Cardinal Ritter assistant football coach Jimmy Collins wants the St. Louis African-American prep sports community to know, former friend and community foundation leader Demetrius Johnson may have died last December, but his legacy and outreach activities will definitely live on. Thus, the Demetrius Johnson Foundation held its annual HBCU (Historically Black Colleges and Universities) Black College Football combine and camp for high school seniors recently at Cardinal Ritter.
“He (Johnson) was one of my very best friends in all the world,” beamed Collins. “I’m now the president of the foundation and I have every intention of continuing it.”
Reggie Blackwell, also a longtime foundation assistant, who played his college football at Kansas State, a former conference rival of Mizzou, where Johnson was a star defensive back, said the camp’s value is as important as ever.
“Number one DJ (Johnson) was a tremendous friend and mentor,” relayed Blackwell. “I want to be there for him to help carry on this legacy because I know how important it was to him. He has done so much for the community. Coming here is just a small price to pay to continue his legacy.”
Johnson, who died on Christmas Eve 2022 at 61 of a rare heart condition, had been a mainstay for local charitable causes for over two decades, even before his retirement from the National Football League, where he was a starting defensive back for several seasons with the Detroit Lions through the early 1990s. His best-known activities include hosting an annual Christmas party for youths at downtown hotels and going door-to-door in communities the weekend before Thanksgiving with free turkeys. A large contingent of volunteers, from all walks of life have participated with him over the years.
The football combine, which is an avenue for black colleges to assess their skills in a camp setting, had not been going on but a few years in relative comparison to the other ventures. But that’s all the more reason to sustain the tradition of it, said DeAndre Campbell, a former longtime Public High League and North County area high school coach.
“We started this several years ago as a way for our kids to get exposure to HBCU schools,” said Campbell, who won two league championships as coach of the Roosevelt Rough Riders. “We’ve got to keep the tradition going in the city. I’m not going to stop participating when this was the main goal of the coaches.”
The coaches offering instructions at the camp ran the gamut from Blackwell and Campbell to over a dozen HBCU colleges from the deep South region.

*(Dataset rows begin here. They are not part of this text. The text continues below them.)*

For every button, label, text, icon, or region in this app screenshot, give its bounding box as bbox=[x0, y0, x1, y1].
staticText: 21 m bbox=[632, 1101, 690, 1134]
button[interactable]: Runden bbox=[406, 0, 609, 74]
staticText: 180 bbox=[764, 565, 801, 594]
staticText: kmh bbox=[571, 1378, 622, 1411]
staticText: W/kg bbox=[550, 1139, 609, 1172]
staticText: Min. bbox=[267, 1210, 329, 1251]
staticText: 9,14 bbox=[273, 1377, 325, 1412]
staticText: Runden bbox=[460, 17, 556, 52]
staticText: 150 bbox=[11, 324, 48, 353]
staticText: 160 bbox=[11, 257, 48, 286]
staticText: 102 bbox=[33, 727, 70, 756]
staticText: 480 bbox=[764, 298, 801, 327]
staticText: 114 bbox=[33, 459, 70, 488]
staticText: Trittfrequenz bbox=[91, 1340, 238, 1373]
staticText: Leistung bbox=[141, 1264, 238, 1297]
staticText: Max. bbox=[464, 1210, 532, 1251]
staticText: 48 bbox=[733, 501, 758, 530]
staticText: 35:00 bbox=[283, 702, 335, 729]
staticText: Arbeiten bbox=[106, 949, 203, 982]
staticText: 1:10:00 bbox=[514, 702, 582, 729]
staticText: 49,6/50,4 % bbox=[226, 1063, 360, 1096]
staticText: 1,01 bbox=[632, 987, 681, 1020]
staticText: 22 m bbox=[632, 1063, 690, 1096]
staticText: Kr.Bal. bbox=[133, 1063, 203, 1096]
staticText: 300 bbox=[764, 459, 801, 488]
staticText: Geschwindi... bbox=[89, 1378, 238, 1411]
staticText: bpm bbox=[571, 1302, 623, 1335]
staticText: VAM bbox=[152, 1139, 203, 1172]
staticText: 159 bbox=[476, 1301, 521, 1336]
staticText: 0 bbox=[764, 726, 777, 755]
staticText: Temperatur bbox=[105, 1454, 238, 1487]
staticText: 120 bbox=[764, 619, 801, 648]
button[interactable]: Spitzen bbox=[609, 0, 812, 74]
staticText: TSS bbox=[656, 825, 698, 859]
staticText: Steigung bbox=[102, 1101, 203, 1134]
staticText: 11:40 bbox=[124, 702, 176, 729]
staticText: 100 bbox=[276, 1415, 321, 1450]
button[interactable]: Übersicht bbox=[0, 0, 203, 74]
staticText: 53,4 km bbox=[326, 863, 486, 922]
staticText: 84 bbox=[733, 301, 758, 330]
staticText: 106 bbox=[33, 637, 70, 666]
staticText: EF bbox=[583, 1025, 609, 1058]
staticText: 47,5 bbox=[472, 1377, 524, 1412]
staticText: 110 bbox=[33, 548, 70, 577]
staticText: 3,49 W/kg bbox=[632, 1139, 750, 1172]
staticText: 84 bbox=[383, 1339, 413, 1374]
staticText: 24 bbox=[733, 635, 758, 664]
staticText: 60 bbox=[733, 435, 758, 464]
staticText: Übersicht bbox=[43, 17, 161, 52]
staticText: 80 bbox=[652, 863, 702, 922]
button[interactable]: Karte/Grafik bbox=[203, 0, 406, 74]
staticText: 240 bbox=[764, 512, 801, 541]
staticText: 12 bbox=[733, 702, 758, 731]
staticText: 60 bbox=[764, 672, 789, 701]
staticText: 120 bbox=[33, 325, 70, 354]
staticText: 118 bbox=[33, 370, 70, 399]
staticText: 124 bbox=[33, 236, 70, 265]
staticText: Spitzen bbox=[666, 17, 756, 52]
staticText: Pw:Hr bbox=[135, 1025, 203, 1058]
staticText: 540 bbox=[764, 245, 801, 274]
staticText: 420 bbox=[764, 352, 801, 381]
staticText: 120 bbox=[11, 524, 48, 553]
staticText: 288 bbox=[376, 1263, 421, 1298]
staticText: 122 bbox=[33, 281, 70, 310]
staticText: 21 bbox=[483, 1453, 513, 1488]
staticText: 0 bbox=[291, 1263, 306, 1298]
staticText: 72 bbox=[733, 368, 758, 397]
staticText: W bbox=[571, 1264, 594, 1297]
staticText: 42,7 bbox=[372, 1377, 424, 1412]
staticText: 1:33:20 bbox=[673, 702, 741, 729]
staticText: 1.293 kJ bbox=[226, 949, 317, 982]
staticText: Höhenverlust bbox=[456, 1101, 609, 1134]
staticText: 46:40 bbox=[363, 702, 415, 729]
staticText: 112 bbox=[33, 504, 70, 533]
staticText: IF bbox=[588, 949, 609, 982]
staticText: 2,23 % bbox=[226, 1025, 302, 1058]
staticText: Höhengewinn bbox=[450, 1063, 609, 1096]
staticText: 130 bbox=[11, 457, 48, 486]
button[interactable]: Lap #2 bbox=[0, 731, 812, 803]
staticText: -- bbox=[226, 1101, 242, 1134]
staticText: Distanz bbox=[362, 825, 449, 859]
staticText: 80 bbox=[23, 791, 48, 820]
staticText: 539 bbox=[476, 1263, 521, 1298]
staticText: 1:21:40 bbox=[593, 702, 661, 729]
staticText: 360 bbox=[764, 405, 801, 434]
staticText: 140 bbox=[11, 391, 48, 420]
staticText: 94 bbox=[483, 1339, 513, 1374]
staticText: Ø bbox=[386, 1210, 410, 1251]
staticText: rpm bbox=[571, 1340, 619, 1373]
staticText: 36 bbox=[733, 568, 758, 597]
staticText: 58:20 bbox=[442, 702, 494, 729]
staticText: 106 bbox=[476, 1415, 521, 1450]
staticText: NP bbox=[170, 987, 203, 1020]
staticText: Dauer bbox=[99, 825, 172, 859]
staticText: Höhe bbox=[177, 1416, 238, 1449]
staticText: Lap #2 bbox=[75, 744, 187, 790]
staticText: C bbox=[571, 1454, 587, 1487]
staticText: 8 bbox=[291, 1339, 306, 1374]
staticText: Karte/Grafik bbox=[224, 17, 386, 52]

“I will continue to come to these camps in memory of DJ and what he did for the community,” said Terry Sims, now a coach at Alabama State University, after leaving Bethune Cookman College in Florida, where he had been the head coach since 2014.”We think it’s important to continue giving back to the community because it was so important for DJ to keep mentoring young people.”
Collins would certainly attest to that, as evidenced by what he told a group of campers in one session: “I’m humbled to give you this opportunity. You can tell someone next year (in college) that you got that opportunity here,” he said.
Collins, who was an offensive assistant to head coach Brennan Spain’s 14-0 Missouri Class 3 state champion team this past season, which averaged over 40 points per contest and never trailed in a game after the third quarter, said the camp will continue to be a spring ritual. Last spring it was held at Gateway Stem High.
“We’ll never leave the city and hopefully the city will never leave us,” assured Collins.
Below left to right: Jimmy Collins, new president of the Demetrius Johnson Foundation and a Cardinal Ritter coach, talks to camp participants at the recent Black College Football camp at Cardinal Ritter, where Demetrius Johnson’s legacy (center photo) lives on. The camp drew over a dozen HBCU coaches from around the country, including Terry Sims (shown as coach of Bethune-Cookman in Florida in far right promo) but now a coach at Alabama State.